Aquellos veranos no eran vacaciones idílicas de postal, sino una auténtica escuela de supervivencia rural. (Confesamos que nos cuesta imaginar al ganador del Goya rodeado de cerdos, pero así fue su realidad).
El sonido que marcó su infancia no fue el de los aplausos, sino el chirrido de los carros de madera. Ese ruido metálico y constante de los ejes al cruzar el río todavía resuena en la memoria del actor.
La anécdota del caldero: Luis casi pierde los brazos intentando alimentar a los cerdos de niño; la intervención de una vecina, la señora Rosa, evitó la tragedia.
Rois: El mapa de un tesoro emocional
Rois no es solo el escenario de las travesuras de Zahera, es el corazón latente de la Galicia auténtica. Situado en la comarca del Sar, este municipio ofrece una paz absoluta que hoy es un lujo escaso.

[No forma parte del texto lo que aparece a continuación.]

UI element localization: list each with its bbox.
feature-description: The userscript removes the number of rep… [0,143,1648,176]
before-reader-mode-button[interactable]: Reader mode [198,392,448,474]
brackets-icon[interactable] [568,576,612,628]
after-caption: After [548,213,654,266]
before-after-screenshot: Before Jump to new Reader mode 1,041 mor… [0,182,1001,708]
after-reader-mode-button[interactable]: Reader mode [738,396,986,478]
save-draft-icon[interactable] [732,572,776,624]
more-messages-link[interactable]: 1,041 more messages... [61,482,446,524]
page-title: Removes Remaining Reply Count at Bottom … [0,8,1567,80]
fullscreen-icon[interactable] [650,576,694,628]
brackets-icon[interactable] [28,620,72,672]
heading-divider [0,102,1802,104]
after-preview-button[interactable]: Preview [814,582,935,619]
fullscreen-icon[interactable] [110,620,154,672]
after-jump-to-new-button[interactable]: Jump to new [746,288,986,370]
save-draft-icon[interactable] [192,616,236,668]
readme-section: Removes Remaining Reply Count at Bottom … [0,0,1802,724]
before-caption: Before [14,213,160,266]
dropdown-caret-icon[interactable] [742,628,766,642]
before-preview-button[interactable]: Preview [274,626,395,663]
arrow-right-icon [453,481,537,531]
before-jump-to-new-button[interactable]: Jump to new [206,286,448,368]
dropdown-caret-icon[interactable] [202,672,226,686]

Pasear por la parroquia de Seira es sumergirse en un ecosistema donde la naturaleza manda sobre el asfalto. Aquí, el contacto con la tierra es directo, sin filtros ni decorados de producción cinematográfica.
El actor ha reconocido en programas como El Hormiguero que ese entorno forjó su carácter indomable. Esa mezcla de rudeza y sensibilidad que vemos en sus personajes nace del contacto con las vacas y el monte.
¿Qué ver en el refugio de Zahera?
Si decides seguir los pasos de Zahera, tu primera parada obligatoria es el Pazo do Faramello. Se trata de una joya arquitectónica colgada sobre el cañón del río Tinto, donde el verde es casi hipnótico.
No puedes marcharte sin cruzar la ruta de Castro Lupario, un lugar cargado de leyendas y arqueología. Es el espacio perfecto para quienes buscan desconectar del ruido digital que nos asfixia a diario.
Para los días de calor, la playa fluvial de Seira es el oasis definitivo para refrescar el cuerpo. Sus aguas cristalinas y la vegetación de cuento de hadas parecen sacadas de una película de alto presupuesto.
Además, Rois cuenta con más de cien cruceiros repartidos por sus aldeas, testigos mudos de siglos de historia. Cada piedra y cada molino antiguo cuentan un relato de esfuerzo y tradición que nuestro bolsillo emocional agradece.
El beneficio de volver a la tierra
Luis Zahera sabe que el éxito es efímero, pero las raíces son lo que te mantiene en pie. Su conexión con A Peruca le permite gestionar la presión de ser uno de los actores más demandados de España.
Seguir su ejemplo y visitar Rois es una decisión inteligente para tu salud mental este próximo fin de semana. Es el lugar donde puedes dejar el móvil en el coche y simplemente escuchar cómo corre el agua del río.
Dato útil: El Pazo do Faramello es considerado por muchos expertos como el más bello de Galicia por su integración con el entorno natural.
Un cierre de urgencia: Galicia te espera
El mundo se mueve rápido, pero lugares como Rois nos recuerdan que lo importante permanece intacto. La próxima vez que veas a Zahera en pantalla, recuerda que ese gigante se crió entre carros de vacas.
No esperes a que la zona se llene de turistas tras hacerse viral este secreto del actor. Planifica tu escapada antes de que el encanto de la aldea de A Peruca cambie para siempre.
¿Estás preparado para descubrir el sitio donde Luis Zahera aprendió a ser un animal de la interpretación? Rois te está esperando con sus puertas abiertas y su historia escrita en piedra.